Given additionally that the line is directed not only at the lovers in the play, but also to the audience in general (meaning that everyone involved in the play, the characters and those watching, are equally capable of being foolish in matters of love) it equates you with the trousers-round-the-ankles brigade on stage.  You're one of this bunch of plain idiots.  And that's just irritating, not illuminating. And it's a play about illumination - la luna, the moon.  Illumination of the human condition.

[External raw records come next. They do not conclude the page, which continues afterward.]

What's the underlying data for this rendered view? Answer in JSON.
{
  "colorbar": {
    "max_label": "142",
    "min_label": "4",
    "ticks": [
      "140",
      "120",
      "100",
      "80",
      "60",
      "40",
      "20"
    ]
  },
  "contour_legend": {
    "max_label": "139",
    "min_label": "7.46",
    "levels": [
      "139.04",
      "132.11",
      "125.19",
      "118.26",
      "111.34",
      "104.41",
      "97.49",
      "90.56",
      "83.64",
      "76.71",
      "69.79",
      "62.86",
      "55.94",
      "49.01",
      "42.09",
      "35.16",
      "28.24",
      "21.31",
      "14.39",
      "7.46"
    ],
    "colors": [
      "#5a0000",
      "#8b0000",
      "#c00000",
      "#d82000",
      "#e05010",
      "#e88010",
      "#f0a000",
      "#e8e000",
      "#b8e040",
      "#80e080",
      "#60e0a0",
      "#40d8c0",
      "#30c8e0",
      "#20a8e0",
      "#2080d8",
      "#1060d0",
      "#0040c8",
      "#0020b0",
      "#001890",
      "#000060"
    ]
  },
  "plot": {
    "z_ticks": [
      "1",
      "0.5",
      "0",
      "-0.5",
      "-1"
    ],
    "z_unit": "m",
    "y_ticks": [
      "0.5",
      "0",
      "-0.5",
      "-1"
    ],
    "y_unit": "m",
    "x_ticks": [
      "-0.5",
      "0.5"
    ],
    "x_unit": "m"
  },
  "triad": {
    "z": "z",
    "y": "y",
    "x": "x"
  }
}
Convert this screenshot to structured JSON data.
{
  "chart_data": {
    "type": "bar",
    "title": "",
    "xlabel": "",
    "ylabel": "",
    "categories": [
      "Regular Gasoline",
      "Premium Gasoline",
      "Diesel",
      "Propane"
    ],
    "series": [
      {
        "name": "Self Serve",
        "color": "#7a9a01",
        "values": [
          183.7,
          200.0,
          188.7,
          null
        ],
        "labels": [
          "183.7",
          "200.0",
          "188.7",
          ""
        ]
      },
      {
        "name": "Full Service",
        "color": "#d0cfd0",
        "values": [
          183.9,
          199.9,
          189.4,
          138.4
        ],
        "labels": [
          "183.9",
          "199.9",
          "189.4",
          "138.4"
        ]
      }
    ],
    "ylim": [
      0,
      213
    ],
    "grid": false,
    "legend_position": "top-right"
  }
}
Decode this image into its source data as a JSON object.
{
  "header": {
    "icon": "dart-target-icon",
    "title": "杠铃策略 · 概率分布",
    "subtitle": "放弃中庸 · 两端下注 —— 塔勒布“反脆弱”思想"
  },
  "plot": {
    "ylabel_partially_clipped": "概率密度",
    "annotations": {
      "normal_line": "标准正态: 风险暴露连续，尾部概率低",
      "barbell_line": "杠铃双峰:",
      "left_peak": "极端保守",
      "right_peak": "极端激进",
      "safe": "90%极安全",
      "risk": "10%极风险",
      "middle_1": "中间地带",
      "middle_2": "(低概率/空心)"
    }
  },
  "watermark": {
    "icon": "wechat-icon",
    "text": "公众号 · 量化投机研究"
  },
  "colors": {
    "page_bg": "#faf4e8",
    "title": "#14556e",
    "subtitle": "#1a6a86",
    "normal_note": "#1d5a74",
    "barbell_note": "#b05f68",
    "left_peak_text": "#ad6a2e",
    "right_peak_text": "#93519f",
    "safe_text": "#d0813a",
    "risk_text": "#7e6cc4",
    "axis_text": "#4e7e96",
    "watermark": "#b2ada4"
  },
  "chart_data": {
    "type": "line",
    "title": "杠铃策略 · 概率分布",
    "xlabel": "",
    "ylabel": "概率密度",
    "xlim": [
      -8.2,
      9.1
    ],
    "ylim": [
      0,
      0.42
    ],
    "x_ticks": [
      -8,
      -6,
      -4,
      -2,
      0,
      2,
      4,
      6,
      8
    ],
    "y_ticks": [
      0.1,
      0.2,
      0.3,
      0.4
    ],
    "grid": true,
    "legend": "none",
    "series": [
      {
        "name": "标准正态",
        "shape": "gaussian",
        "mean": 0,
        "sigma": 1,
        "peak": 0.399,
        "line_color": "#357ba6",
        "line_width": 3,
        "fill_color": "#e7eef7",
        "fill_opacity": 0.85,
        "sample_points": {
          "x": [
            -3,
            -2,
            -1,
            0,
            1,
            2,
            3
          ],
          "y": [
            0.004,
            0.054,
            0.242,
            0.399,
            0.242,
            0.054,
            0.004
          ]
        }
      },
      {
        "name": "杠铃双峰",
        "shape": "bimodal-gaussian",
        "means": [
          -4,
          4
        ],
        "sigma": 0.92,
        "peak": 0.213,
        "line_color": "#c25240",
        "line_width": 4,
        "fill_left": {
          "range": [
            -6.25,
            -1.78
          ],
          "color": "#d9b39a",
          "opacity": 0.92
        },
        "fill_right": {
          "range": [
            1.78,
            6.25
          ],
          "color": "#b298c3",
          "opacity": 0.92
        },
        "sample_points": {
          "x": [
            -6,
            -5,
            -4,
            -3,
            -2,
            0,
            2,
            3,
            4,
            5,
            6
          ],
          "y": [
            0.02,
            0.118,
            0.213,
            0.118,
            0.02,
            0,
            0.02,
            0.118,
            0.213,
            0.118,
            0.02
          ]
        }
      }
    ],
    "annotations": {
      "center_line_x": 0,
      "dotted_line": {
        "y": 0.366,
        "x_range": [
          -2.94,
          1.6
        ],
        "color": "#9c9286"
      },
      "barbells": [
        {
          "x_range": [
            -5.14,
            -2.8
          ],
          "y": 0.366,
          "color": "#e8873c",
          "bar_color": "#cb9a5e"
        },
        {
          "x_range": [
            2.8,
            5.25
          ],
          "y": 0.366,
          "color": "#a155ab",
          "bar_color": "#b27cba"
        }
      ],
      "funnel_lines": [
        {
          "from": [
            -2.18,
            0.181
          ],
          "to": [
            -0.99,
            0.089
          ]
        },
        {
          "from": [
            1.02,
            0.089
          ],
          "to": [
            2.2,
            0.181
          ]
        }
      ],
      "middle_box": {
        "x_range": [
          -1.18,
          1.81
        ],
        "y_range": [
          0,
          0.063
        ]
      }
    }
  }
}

It's also a political play.  Written around 1590-96, it is an allegory referencing the waning years of the reign of Queen Elizabeth 1st.  Indeed, the huge feminine symbol of the moon dominates the set of this production.   

 The Rainbow Portrait of Elizabeth 1, c1600, Oil on canvas

A Midsummer Night's Dream is exactly contemporary with Edmund Spenser's allegorical (but incomplete) epic poetic masterpiece The Faerie Queene, one of the longest poems in the English language (believe me, I've read it...) which acts, on one level, to praise and glorify Elizabeth.  

Both The Faerie Queene and A Midsummer Night's Dream are also, however, making political points.  Elizabeth was, at this time, in her late 50s/early 60s, and childless, leading to problems regarding succession and a period of economic and political uncertainty. Therefore, in Shakespeare's play, as the virginally white old moon wanes, anarchy breaks out and society breaks down.  

How does Shakespeare get away with it?  By presenting these ideas as a dream.  "If we shadows have offended,/ Think but this, and all is mended," says Puck to the audience, playing the get-out-of-jail-free card, "That you have but slumber'd here / While these visions did appear."  Yes, it's all a dream.  So that's okay then.

So - were any of these themes touched upon in this production?  Any depths, resonances, complexities, universal truths? 

Nope - just drop the trousers.

Now, it wasn't just me being in the wrong mood for the play, or not entirely 'getting' it.  Quite a few people left after the interval - which was a pity, because the second half was stronger than the first.  

To sum up then - for all the energy and invention on the stage, the spliffy hippy analogy actually suited this Dream - because it was actually not nearly as funny or clever as it thought it was.  It was indeed, as insubstantial as a dream.